Propos recueillis par Sylvie Soubes

Le 20/02/2009 à 11:35 | © AFP

Un jugement du tribunal de commerce de Paris ayant mis en liquidation judiciaire plusieurs sociétés d’un chef d’entreprises a été rétracté par la même instance quinze ans après, a-t-on appris de sources concordantes vendredi.

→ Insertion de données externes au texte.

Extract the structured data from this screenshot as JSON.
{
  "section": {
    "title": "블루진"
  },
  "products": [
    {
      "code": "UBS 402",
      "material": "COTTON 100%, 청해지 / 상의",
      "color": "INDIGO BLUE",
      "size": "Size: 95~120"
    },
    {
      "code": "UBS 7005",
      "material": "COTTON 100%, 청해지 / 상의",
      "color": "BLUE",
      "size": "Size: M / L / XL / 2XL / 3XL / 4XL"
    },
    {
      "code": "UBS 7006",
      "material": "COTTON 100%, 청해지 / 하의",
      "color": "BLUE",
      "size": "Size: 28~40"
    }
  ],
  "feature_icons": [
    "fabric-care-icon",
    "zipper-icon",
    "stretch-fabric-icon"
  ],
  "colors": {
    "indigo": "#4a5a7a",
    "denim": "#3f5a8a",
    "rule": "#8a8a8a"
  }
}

Le chef d’entreprise, Pierre Mouselli, 56 ans, demande à la justice, selon son avocat, Michaël Zibi, de le “rétablir dans ses droits”.

M. Mouselli est en lutte depuis plusieurs années contre la liquidation judiciaire de ses entreprises prononcée par le tribunal de commerce en juin 1993.

Il dirigeait alors trois sociétés de fourrure et était propriétaire d’une griffe réputée, Pierrot-le-Loup.

Le 12 janvier dernier, M. Mouselli a obtenu satisfaction auprès du tribunal de commerce à qui il demandait la révision du jugement de 1993.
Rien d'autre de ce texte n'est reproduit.